4. The Questions

489 121 41
                                    

Jangan lupa untuk vote dan komen ya, selamat membaca 😄

=========

Mata yang sedari terpejam itu terbuka secara perlahan. Cahaya matahari pagi terasa begitu menyilaukan hingga membuat ia menutupkan matanya kembali. Ia mencoba bergerak namun seluruh badannya tiba-tiba nyeri terutama di bagian kaki dan pergelangan bahu. Setelah menyesuaikan dengan cahaya yang ada ia dapat melihat keadaan sekitarnya, kakinya di perban.

"Ku kira semuanya mimpi ternyata aku memang terjatuh dari kereta ya," gumam pemuda itu pelan. Dia benar-benar terjatuh di celah peron stasiun. Dalam hatinya dia bersyukur tidak sampai tertabrak kereta hingga terseret beberapa mil jauhnya. "Untung hanya mimpi."

"Oh, kau sudah sadar?" Seorang perawat masuk kedalam kamar rawat nya. Pemuda itu tersenyum dan si perawat mulai memeriksa keadaannya secara umum. Sesaat kemudian seorang dokter masuk.

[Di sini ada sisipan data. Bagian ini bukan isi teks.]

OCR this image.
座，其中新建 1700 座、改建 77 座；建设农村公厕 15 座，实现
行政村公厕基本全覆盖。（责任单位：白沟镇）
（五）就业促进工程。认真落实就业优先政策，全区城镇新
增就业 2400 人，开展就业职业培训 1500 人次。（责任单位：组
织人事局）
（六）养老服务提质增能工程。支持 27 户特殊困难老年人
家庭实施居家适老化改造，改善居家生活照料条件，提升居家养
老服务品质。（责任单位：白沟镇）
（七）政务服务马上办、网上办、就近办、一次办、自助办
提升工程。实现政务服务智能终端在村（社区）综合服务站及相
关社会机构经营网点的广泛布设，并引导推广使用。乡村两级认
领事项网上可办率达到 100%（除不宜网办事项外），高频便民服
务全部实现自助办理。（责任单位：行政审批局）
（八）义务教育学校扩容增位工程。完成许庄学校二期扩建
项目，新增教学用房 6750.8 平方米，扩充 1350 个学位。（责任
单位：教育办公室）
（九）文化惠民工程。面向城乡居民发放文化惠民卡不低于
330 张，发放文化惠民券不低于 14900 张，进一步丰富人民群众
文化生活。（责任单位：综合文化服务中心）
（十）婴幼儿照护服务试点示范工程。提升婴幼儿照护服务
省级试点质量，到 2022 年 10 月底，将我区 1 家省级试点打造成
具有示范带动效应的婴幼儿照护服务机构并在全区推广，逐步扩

"Tulang kaki patah dan bahu retak. Kau beruntung masih bisa selamat, Nak," ucap dokter setelah memeriksa keadaan sang pasien yang sudah jauh lebih baik dari sebelumnya. "Katakan padaku bagaimana kau bisa kecelakaan sepeti ini terlebih lagi kau hampir saja tertabrak kereta."

"Aku tertabrak kereta?" Ia membeo, wajahnya terkejut berarti mimpinya benar.

"Ya, untung saja ada orang yang menyelamatkan mu. Kau lupa kejadiannya?" Sang pasien yang masih terbaring itu mengangguk tapi juga menggeleng. Ia menjadi tak yakin dengan ingatannya sendiri. Dokter itu bangkit dari duduknya dan mulai memberikan beberapa petunjuk pada perawat. "Bagaimana dengan keluarganya, susah ada yang mengkonfirmasi?"

Sang suster menggeleng, "Baiklah, jika orang tuanya sudah datang segera temui saya." Dokter pun pergi.

"Sus, boleh aku bertanya, Ayah ku dimana?" tanyanya. Sang suster nampak senang. Kemarin dokter sempat berasumsi bahawa kemungkinan pasiennya akan amnesia mengingat selain luka pada bahu dan kaki, kepala nya juga mengalami benturan.

"Kau ingat orang tua mu?" Pasien itu mengangguk.

"Ayah ku Taeyong, Lee Taeyong. Dan aku Mark Lee."

.
.


Dua orang itu melangkah dengan perasaan was-was. Tadi saat mereka datang ibu dari Haechan terlihat dangat khawatir.
Pasalnya anak semata wayangnya itu tidak kunjung membuka pintunya. Ia sendiri tidak terlalu kuat untuk mendobraknya. sementara suaminya masih belum pulang.

"Tolong ya Renjun, tante gatau lagi harus gimana sama keadaan Haechan. Dia gak mau keluar kamar." Pinta ibunya Haechan. Renjun pun hanya mengangguk diikuti Jaemin.

"Chan, ini Renjun," ujarnya sambil mengetuk pintu. Jaemin hanya memperhatikan sedikit. Dia tidak terlalu kenal dengan Haechan begitu pula dengan Mark. Dia bahkan bingung untuk apa dirinya disni.

Pintu bercat kuning itu terbuka, ibu Haechan merasa lega melihat pintu itu akhirnya terbuka. Ia kemudian pergi untuk mengambil beberapa makanan. Haechan sendiri berdiri disana dengan keadaan kacau, sisa-sisa air mata masih ada di pipinya yang kecoklatan. Belum lagi kukunya yang terus dia gigit. Ekspresinya gelisah dan takut di saat bersamaan.

Renjun mendekatinya, menarik kedua tangan Haechan yang terus ia gigit. Jari jempol dan telunjuknya bahkan sudah keriput. "Sst tenang dulu oke, aku tau kamu kenapa. Na, tolong ambilin tisu disana dong." Pintanya. Dengan patuh Nana pergi. Dia tidak tega melihat keadaan Haechan yamg seperti itu.

"Njunn kita kemarin pulang kaya gimana? Kita gak kemana mana kan abis pulang sekolah? Mark ada kan ya di rumahnya?" Pemuda itu bertanya dengan hati-hati.